Ação coordenada pela Defesa Civil combate o tráfico de pessoas em MG

Durante campanha, o obelisco da Praça Sete receberá iluminação especial; combate ao trabalho escravo, adoção ilegal e exploração sexual são alvo do enfrentamento

iG Minas Gerais | ENNIO RODRIGUES |

A Praça Sete, no centro de Belo Horizonte, estará iluminada de azul nesta quarta-feira (30). A ação faz parte da campanha Coração Azul, instituída pela ONU e coordenada em Minas Gerais pela Secretaria de Defesa Social. A campanha é uma das iniciativas do Programa de Enfrentamento ao Tráfico de Pessoas que articula organizações municipais, estaduais, federais, polícia civil, policia militar e outros grupos sociais no combate ativo às práticas relacionadas ao tráfico de pessoas.

Desde o início das atividades do programa, em 2011, já foram detectados 44 casos, envolvendo 415 vítimas em situação de tráfico de pessoas ou correlatas. Anualmente, os casos registrados têm aumentado. “O programa vem capacitando servidores e ampliando a divulgação das ações pelo estado. Portanto, é natural e, em alguma medida, positivo que o número de casos detectados esteja aumentando. O enfrentamento precisa avançar”, explica a coordenadora do programa, Flavia Gotelip.

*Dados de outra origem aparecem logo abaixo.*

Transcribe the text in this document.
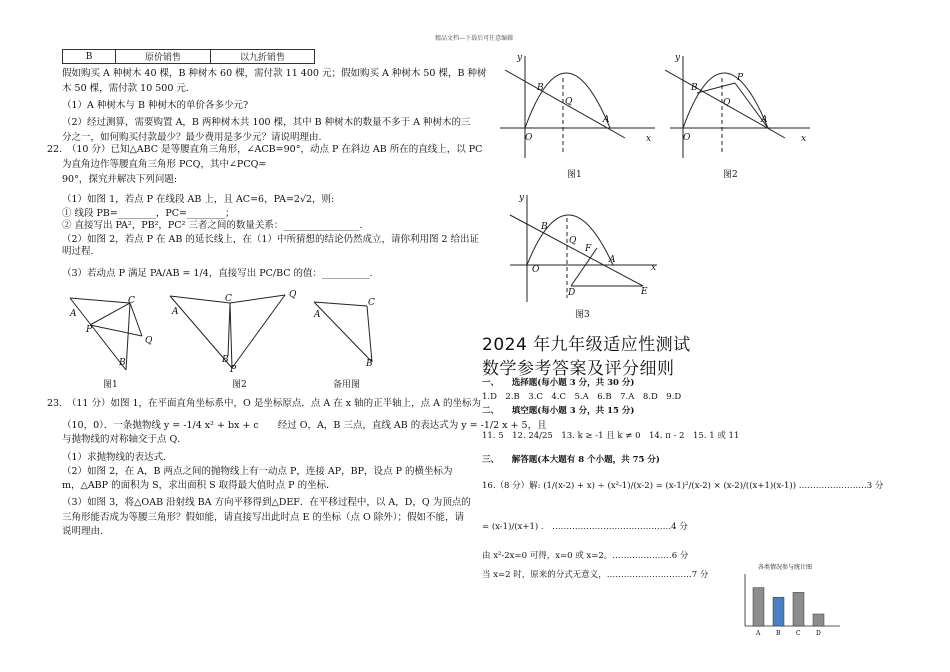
精品文档---下载后可任意编辑
B	原价销售	以九折销售
假如购买 A 种树木 40 棵，B 种树木 60 棵，需付款 11 400 元；假如购买 A 种树木 50 棵，B 种树
木 50 棵，需付款 10 500 元.
（1）A 种树木与 B 种树木的单价各多少元?
（2）经过测算，需要购置 A，B 两种树木共 100 棵，其中 B 种树木的数量不多于 A 种树木的三
分之一，如何购买付款最少？最少费用是多少元？请说明理由.
22.　（10 分）已知△ABC 是等腰直角三角形，∠ACB=90°，动点 P 在斜边 AB 所在的直线上，以 PC
为直角边作等腰直角三角形 PCQ，其中∠PCQ=
90°，探究并解决下列问题:
（1）如图 1，若点 P 在线段 AB 上，且 AC=6，PA=2√2，则:
① 线段 PB=________，PC=________；
② 直接写出 PA²，PB²，PC² 三者之间的数量关系：________________.
（2）如图 2，若点 P 在 AB 的延长线上，在（1）中所猜想的结论仍然成立，请你利用图 2 给出证
明过程.
（3）若动点 P 满足 PA/AB = 1/4，直接写出 PC/BC 的值：__________.
A
C
P
Q
B
A
C	Q
B
P
A
C
B
图1	图2	备用图
23.　（11 分）如图 1，在平面直角坐标系中，O 是坐标原点．点 A 在 x 轴的正半轴上，点 A 的坐标为
（10，0）．一条抛物线 y = -1/4 x² + bx + c　　经过 O，A，B 三点，直线 AB 的表达式为 y = -1/2 x + 5，且
与抛物线的对称轴交于点 Q．
（1）求抛物线的表达式．
（2）如图 2，在 A，B 两点之间的抛物线上有一动点 P，连接 AP，BP，设点 P 的横坐标为
m，△ABP 的面积为 S，求出面积 S 取得最大值时点 P 的坐标．
（3）如图 3，将△OAB 沿射线 BA 方向平移得到△DEF．在平移过程中，以 A，D，Q 为顶点的
三角形能否成为等腰三角形？假如能，请直接写出此时点 E 的坐标（点 O 除外）；假如不能，请
说明理由.
y
x
O
B
Q
A
y
x
O
B
P
Q
A
图1	图2
y
x
O
B
Q
F
A
D	E
图3
2024 年九年级适应性测试
数学参考答案及评分细则
一、　　选择题(每小题 3 分，共 30 分)
1.D　2.B　3.C　4.C　5.A　6.B　7.A　8.D　9.D
二、　　填空题(每小题 3 分，共 15 分)
11. 5　12. 24/25　13. k ≥ -1 且 k ≠ 0　14. π - 2　15. 1 或 11
三、　　解答题(本大题有 8 个小题，共 75 分)
16.（8 分）解: (1/(x-2) + x) ÷ (x²-1)/(x-2) = (x-1)²/(x-2) × (x-2)/((x+1)(x-1)) ……………………3 分
= (x-1)/(x+1) .　……………………………………4 分
由 x²-2x=0 可得，x=0 或 x=2。…………………6 分
当 x=2 时，原来的分式无意义，…………………………7 分
各类情况参与统计图
A	B	C	D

Mais perto do que se pensa De acordo com Gotelip, cerca de 70% dos casos acompanhados pelo programa estão relacionados ao trabalho escravo. E, desses, a maioria é de trabalhadores na construção civil. “Trabalho escravo não acontece apenas nas lavouras do interior do estado. Nelas também, mas há várias denúncias apuradas em grandes centros urbanos”, afirma a coordenadora. De acordo com ela, empresas aliciam pessoas para trabalhar em condições subumanas e isso é caracterizado pelo programa como trabalho escravo. Além da construção civil e das lavouras, alguns casos estão sendo apurados na mineração. O tráfico de pessoas também é caracterizado, por exemplo, em situações de adoção ilegal, exploração sexual e até de venda de crianças.

Não é apenas a Praça Sete que vai se pintar de azul durante a campanha. Outros monumentos nacionais como o Cristo Redentor, no Rio de Janeiro, e a estufa do Jardim Botânico, em Curitiba, também se juntaram ao ato.

Em Minas, além da ação visual, na quinta-feira (31) haverá um Cine Club comentado no Instituto Metodista Izabela Hendrix e na sexta-feira (31) uma reunião do Comitê Interinstitucional de Enfrentamento ao Tráfico de Pessoas para balanço das atividades desde abril de 2013.

“O foco principal dessas ações é engajar as pessoas. Chamar a atenção para que mais casos sejam denunciados e investigados”, convida Gotelip. O disque-denuncia unificado permite à população de Minas Gerais fazer denúncias à Defesa Civil, Polícia Militar, Polícia Civil e o Corpo de Bombeiros. O número é 181, a identidade do denunciante é preservada e a ligação é gratuita.